Facing your triggers
The study team enrolled 2,415 adult cigarette smokers, splitting them into two groups. In the first cohort, participants used iCanQuit, an app that the researchers developed, based on acceptance and commitment therapy, which teaches acceptance of smoking triggers. The goal of that approach is to quit smoking by appealing to one’s values, and to encourage the user to allow an urge to smoke to pass without acting on it.
In the second group, smokers used the National Cancer Institute QuitGuide, an app designed to help people quit smoking by avoiding the triggers that drive people toward cigarettes.

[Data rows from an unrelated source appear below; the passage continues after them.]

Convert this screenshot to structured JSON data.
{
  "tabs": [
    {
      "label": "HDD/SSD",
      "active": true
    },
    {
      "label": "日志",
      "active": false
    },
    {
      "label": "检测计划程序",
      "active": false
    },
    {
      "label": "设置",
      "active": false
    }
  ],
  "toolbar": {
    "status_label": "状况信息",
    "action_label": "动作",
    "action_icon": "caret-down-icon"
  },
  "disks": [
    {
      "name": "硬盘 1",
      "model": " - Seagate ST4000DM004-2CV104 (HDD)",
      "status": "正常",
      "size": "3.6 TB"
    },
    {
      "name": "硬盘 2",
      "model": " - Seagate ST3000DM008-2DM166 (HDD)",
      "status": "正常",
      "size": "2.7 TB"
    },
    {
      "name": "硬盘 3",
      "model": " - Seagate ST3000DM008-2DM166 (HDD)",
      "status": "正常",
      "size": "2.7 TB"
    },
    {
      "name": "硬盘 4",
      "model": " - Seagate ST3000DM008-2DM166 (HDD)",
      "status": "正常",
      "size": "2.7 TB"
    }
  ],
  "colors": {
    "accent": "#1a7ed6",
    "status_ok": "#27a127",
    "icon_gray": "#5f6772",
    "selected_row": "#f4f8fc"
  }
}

The NCI’s app is based on the US Clinical Practice Guidelines for smoking cessation, which motivate people to quit with logic and reason.
The researchers followed up with the participants multiple times between May 2017 and September 2018.
Those who used the iCanQuit app had 1.49 times higher odds of quitting smoking compared with those who used the QuitGuide app.
After users download the iCanQuit app, they set a date for when they would like to quit smoking, and then followed the guidance of the app’s virtual coach, who helps them become more aware of specific personal stressors that trigger their tobacco cravings.
By accepting the existence of cravings rather than trying to eliminate them, the app and its underlying approach ease the tug-of-war fight many have with their desire for a cigarette.
“You let go of the rope,” Bricker said.
His team concluded that with every 100,000 smokers who start with the iCanQuit app, 28,000 of them would successfully quit smoking.
“This elevates apps as an effective way of quitting smoking,” Bricker said. “Up to this point, there just wasn’t much data about whether apps worked.”
More than one way to quit
This new study on smoking cessation apps adds to existing research on ways to quit smoking.
And one successful way to help people quit was by creating a financial incentive. A past study published in the New England Journal of Medicine had people deposit $150; the participants received that money back, plus $650, if they successfully stopped smoking. More than half were able to quit, provided they also had access to advice on quitting along with nicotine replacements such as gum or a patch.
Love could also be a powerful driver, found a 2015 study published in JAMA Internal Medicine. Half of the men and women in the study were able to quit if their partner quit with them. On the other hand, only 8% of men’s cessation attempts were successful if their partner did not stop.
Nicotine replacement therapy, such as inhalers, nasal sprays, lozenges and gum, can add considerable heft to quitting efforts. A 2018 review of 150 different tests of such methods showed that these therapies could improve likelihood of quitting by 50% to 70%.
Smokers who are left behind
“This study is applicable to help people quit and help people maintain abstinence,” said Galiatsatos of Johns Hopkins. “If you want to help people quit smoking, it’s not writing a prescription and calling it a day.”
He praised the study for having a large sample size and using a chronic care model, and for the lengthy amount of time researchers monitored participants in order to ensure that they truly kicked their habit.
Galiatsatos, however, explained that many of his low-income patients have trouble using quitline services to stop smoking because they don’t have a reliable and consistent phone line.
In coming from a lower socioeconomic situation, many smokers don’t have the resources and support that make it fully possible to quit.
“A lot of the populations that smoke are the ones that have health disparities,” he said.